Yes, indeed. Quoting historian John Murray: "Volcanic eruptions can have significant effects on weather patterns for from two to four years, which in turn have social and economic consequences. [And, as a result, w]e shouldn't discount their possible political impacts."

*******

One final note. About the ash that is coming from Eyjafoll.

According to The Economist article:
Eyjafjallajokull is not a very big [volcano]. It is, however, particularly good at producing fine-grained ash — the sort of stuff that can hang in the air for days. . . .

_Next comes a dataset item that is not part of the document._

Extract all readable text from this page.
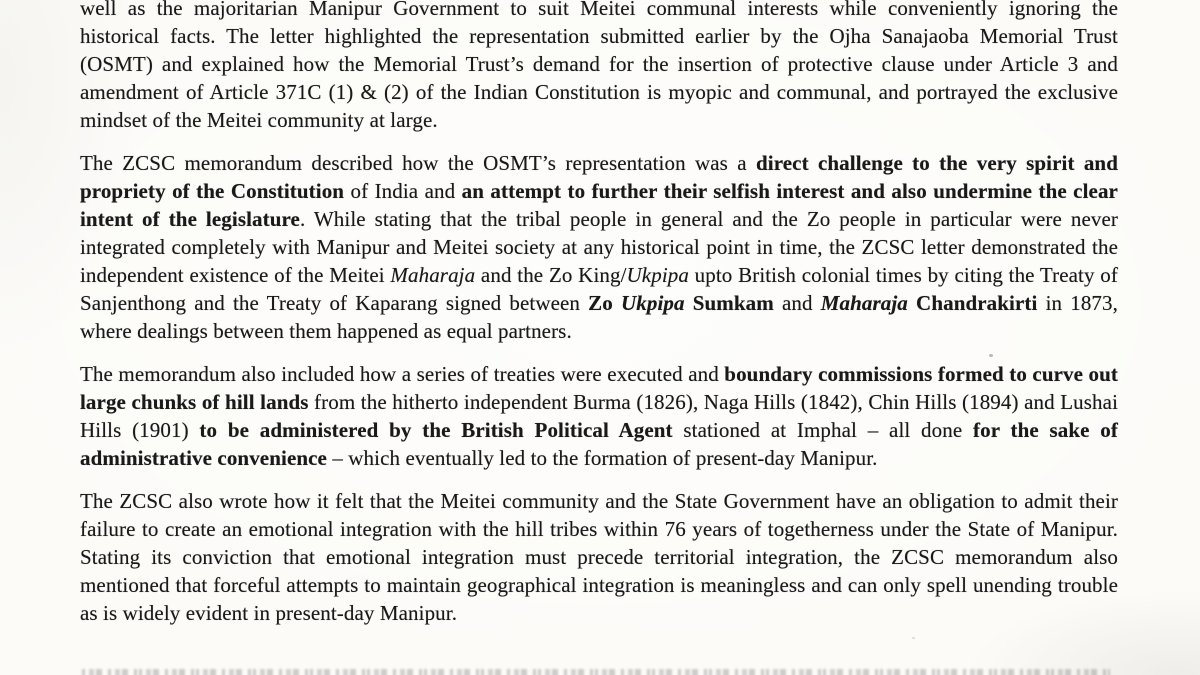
well as the majoritarian Manipur Government to suit Meitei communal interests while conveniently ignoring the historical facts. The letter highlighted the representation submitted earlier by the Ojha Sanajaoba Memorial Trust (OSMT) and explained how the Memorial Trust’s demand for the insertion of protective clause under Article 3 and amendment of Article 371C (1) & (2) of the Indian Constitution is myopic and communal, and portrayed the exclusive mindset of the Meitei community at large.

The ZCSC memorandum described how the OSMT’s representation was a direct challenge to the very spirit and propriety of the Constitution of India and an attempt to further their selfish interest and also undermine the clear intent of the legislature. While stating that the tribal people in general and the Zo people in particular were never integrated completely with Manipur and Meitei society at any historical point in time, the ZCSC letter demonstrated the independent existence of the Meitei Maharaja and the Zo King/Ukpipa upto British colonial times by citing the Treaty of Sanjenthong and the Treaty of Kaparang signed between Zo Ukpipa Sumkam and Maharaja Chandrakirti in 1873, where dealings between them happened as equal partners.

The memorandum also included how a series of treaties were executed and boundary commissions formed to curve out large chunks of hill lands from the hitherto independent Burma (1826), Naga Hills (1842), Chin Hills (1894) and Lushai Hills (1901) to be administered by the British Political Agent stationed at Imphal – all done for the sake of administrative convenience – which eventually led to the formation of present-day Manipur.

The ZCSC also wrote how it felt that the Meitei community and the State Government have an obligation to admit their failure to create an emotional integration with the hill tribes within 76 years of togetherness under the State of Manipur. Stating its conviction that emotional integration must precede territorial integration, the ZCSC memorandum also mentioned that forceful attempts to maintain geographical integration is meaningless and can only spell unending trouble as is widely evident in present-day Manipur.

The fineness of the ash is, says Thorvaldur Thordarson, an Icelandic volcanologist, unusual. Ash particles are normally in the 50-100 micron (0.05 to 0.1 millimetre) range. But at a site 50km east of the eruption, 24% of the ash falling to the ground was in the form of particles 10 microns or less in size. Studies of ash captured from the air show that for every one of the largest particles (about 300 microns) there are a million or more in the 2 micron range. So though the total volume of the eruption, put at about 0.14 cubic kilometres, is low, the amount of ash capable of travelling long distances is high.
Causes for this unbelievably fine grain:
  1. The viscosity of the lava from which the ash is made. (Higher viscosity means gases are trapped more completely within the lava. When they are finally released, they go with a bang - producing a finer grain.)

    And,
     
  2. The fact that the eruption is occurring under water/under ice means the steam generated by the eruption itself also contributes to forceful explosive forces further pulverizing the ash and yielding finer dust.